As the games progressed his team improved a little and mine cooled off, but it was never close. To stoke my ego further later in the week (after I had already spent my winnings) I looked to see if there was any chance he could have beaten me… and there was, if he made all the right moves with starting some players and sitting others, he would have barely eked out a win. This was disappointing for some reason, as I guess it meant my team wasn’t infallible.
One of those moves was to have his quarterback be Ryan Fitzpatrick from his bench and to sit Deshaun Watson. For those who don’t follow football, Ryan Fitzpatrick has two nicknames, Fitzmagic and Fitztragic. He is a volatile player who could be great some weeks and terrible some other ones. This week happened to be a flip of nicknames into Fitzmagic. If you don’t follow football you may still know who Deshaun Watson is. This is before all those terrible allegations and at a time while he was perceived as a good person, and a great football player.
When the ‘Right’ Choices Still Don’t Work Out
This is where the lesson comes in (only the side objective here was to flex about my 2019 fantasy season), that sometimes, the obvious seemingly right moves might not be right. Life happens, and there’s chances. Later in fantasy seasons I’ve had amazing teams lose to a bunch of scrubs. There are no guarantees. Just making the right choices doesn’t cement the desired result.

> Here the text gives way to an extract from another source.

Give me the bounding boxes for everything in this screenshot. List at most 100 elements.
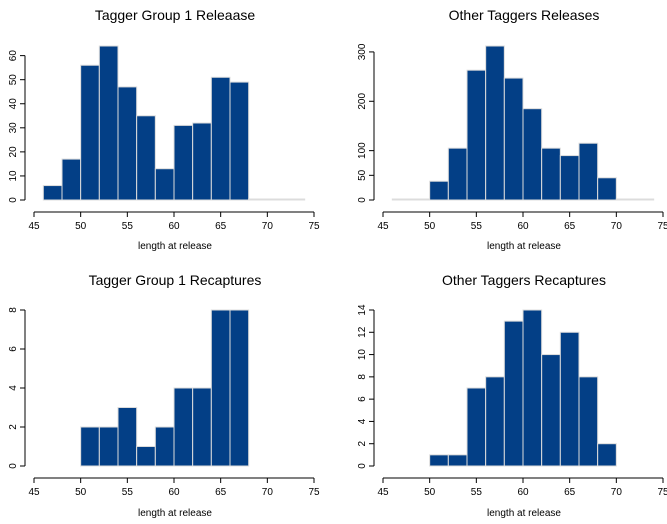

The Relief That Comes From Focusing on Process
Luckily, the outcome of this realization wasn’t a fatalistic pessimism, but instead a relief of pressure. I can’t control the outcome, so why stress it. All I can do is focus on the process. What are the seemingly right choices that give me the best odds of success. There’s always going to be unexpected occurrences (like Ryan Fitzmagic throwing for 5 touchdowns in a game) beyond my control. That’s okay. All I can do is do my best and accept where the chips fall.

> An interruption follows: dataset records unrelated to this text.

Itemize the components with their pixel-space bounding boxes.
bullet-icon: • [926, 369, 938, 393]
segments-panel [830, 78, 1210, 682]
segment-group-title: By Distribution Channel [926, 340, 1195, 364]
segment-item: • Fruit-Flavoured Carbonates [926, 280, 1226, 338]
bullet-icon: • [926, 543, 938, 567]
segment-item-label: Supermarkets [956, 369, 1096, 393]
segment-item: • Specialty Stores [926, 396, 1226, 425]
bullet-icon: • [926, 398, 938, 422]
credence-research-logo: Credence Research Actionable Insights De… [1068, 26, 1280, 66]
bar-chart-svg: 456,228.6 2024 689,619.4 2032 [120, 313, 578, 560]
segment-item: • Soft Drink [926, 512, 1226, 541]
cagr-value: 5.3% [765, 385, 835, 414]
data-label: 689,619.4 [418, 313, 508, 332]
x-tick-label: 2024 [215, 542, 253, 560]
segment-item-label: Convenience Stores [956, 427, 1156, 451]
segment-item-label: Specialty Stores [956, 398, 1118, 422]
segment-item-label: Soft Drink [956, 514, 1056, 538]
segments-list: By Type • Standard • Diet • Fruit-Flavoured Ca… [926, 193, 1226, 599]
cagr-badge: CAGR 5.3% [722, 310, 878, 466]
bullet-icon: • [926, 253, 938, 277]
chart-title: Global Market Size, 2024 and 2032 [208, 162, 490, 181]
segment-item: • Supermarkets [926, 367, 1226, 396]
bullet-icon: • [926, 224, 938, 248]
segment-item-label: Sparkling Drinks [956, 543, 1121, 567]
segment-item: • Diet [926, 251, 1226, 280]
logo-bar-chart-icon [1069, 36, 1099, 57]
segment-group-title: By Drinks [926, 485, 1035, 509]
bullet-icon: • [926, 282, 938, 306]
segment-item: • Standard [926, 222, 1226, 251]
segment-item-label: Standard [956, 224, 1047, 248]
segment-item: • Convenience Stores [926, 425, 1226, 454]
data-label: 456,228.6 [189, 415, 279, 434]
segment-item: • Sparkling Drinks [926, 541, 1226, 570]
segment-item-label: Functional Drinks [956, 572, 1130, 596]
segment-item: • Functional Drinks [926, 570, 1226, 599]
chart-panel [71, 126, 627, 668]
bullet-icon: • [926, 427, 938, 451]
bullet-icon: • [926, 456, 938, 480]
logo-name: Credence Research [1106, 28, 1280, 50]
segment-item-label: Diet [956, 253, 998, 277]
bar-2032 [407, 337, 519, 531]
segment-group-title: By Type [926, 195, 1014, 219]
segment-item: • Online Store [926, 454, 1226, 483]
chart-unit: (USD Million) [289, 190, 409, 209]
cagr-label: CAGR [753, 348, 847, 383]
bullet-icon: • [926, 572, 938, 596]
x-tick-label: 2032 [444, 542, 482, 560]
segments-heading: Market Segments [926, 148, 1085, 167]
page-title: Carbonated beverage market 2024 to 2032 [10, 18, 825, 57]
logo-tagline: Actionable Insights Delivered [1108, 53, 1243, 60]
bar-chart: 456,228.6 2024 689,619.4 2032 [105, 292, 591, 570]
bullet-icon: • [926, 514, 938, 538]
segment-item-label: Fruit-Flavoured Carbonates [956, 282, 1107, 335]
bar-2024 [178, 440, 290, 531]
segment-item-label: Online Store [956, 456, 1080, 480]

A Bonus Lesson I Learned the Hard Way
P.S.
From this I learned a lesson the hard way of what not to do. Realizing that sometimes these unexpected occurrences happen, the next season I smartly put Patrick Laird as my starting running back for a game. I was deep in my investigations and thought he was due for a brilliant unexpected performance. Even if you follow football closely you probably don’t know who Laird, the 3rd string running back for the Dolphins at the time, is. He did not have a brilliant performance, putting up basically 0 points for my fantasy team in a match I lost by 3 points. I went on to miss the playoffs that year by 1 game.
This led to another realization. If my opponent from the 2019 championship played Fitzpatrick instead of Watson and lost because of it, that would’ve been a lot more painful than losing the way he did. I now try to make decisions I would regret the least if it goes poorly. That applies to who I play at running back on my fantasy team, but more importantly how I show up for my wife, friends, and clients.
How This Ties Back to Therapy
In my therapy practice, I’m focused on the process. I want us to have goals where all the steps are in our control. The results are above our paygrade and that’s okay. I’ll focus on what our part is and how to do it as we walk the path of living a good life.